Materials and methods
A total of 46 patients were randomized into verum acupuncture, control acupuncture, and drug-based treatment groups. All patients received nonsteroidal antirheumatic drugs (NSAIDs). One hour after drug intake, the verum group also received acupuncture according to classical acupuncture rules (S34, S44 and PC5). The control group had acupuncture needles placed at nonspecific acupuncture points in the midaxillary line. Acupuncture was performed by a blinded acupuncturist, who had learnt exclusively these techniques in the run up to the study. Patients were asked to evaluate their pain before, and at intervals of 20 min, 1 h, 2 h, and 3 h after drug intake/acupuncture treatment using a visual analog scale (VAS).

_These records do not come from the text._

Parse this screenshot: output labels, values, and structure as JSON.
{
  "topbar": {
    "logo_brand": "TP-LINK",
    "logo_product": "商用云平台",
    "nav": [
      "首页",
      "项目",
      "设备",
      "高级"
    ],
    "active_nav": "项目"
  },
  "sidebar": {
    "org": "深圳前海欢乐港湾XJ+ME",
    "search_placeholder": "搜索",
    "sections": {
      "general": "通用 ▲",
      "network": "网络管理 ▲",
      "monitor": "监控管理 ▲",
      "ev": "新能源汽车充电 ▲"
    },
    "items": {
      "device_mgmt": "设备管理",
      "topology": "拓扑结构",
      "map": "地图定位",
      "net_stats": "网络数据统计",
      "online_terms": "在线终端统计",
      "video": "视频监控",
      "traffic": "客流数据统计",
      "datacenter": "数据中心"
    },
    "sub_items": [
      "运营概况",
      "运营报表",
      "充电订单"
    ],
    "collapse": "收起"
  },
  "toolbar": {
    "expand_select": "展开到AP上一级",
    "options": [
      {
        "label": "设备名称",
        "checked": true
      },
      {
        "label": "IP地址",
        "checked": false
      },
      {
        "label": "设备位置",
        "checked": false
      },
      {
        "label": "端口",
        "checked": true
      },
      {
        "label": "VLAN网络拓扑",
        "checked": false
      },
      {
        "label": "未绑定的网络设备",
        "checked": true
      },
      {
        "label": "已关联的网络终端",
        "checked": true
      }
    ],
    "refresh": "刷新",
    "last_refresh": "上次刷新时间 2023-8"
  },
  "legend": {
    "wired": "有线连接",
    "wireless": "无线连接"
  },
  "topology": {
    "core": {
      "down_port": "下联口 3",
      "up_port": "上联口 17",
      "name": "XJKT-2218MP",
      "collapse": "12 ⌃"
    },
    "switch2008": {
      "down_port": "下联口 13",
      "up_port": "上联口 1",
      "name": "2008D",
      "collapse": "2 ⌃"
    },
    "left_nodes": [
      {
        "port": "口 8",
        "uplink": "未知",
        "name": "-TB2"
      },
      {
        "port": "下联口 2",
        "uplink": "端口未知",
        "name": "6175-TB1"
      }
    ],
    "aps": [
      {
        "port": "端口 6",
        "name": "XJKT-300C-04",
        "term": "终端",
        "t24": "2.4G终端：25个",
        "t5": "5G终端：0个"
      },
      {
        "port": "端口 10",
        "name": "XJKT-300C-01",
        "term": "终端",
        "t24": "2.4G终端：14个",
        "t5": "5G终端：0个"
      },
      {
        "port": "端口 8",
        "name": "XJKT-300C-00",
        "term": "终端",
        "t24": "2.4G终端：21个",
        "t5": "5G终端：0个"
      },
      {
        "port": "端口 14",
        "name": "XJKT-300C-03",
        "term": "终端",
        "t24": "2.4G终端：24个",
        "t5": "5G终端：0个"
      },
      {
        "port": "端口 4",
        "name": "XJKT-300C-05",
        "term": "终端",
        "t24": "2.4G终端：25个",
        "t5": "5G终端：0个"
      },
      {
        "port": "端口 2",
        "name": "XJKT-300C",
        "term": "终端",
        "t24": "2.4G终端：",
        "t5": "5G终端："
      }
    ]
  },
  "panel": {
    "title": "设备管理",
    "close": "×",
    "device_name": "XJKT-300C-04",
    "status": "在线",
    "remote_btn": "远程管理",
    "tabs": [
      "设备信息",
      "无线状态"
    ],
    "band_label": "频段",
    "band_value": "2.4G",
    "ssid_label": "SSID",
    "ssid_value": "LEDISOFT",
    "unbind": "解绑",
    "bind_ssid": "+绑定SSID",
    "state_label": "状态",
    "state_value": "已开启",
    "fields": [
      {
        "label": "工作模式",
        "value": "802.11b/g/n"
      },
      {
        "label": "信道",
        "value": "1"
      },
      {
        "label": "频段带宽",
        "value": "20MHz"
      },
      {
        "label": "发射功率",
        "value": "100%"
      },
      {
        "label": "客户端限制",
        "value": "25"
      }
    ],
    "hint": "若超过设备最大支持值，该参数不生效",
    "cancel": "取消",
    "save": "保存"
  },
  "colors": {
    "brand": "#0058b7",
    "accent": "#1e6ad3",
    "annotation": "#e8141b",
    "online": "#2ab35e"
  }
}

The analgesic effect of acupuncture was significant up to 3 hours in the verum group (p < 0.05). The analgesic effect in the control acupuncture group was significant for up to 1 h after acupuncture (p < 0.05). With reference to the time point before acupuncture, the differences between both acupuncture groups and the drug group were significant (p < 0.01) over the whole time.
Acupuncture is an effective complement to NSAIDs in the treatment of posttonsillectomy pain. Particularly patients with allergies, drug intolerance, or reduced response to the commonly administered drugs may benefit from acupuncture.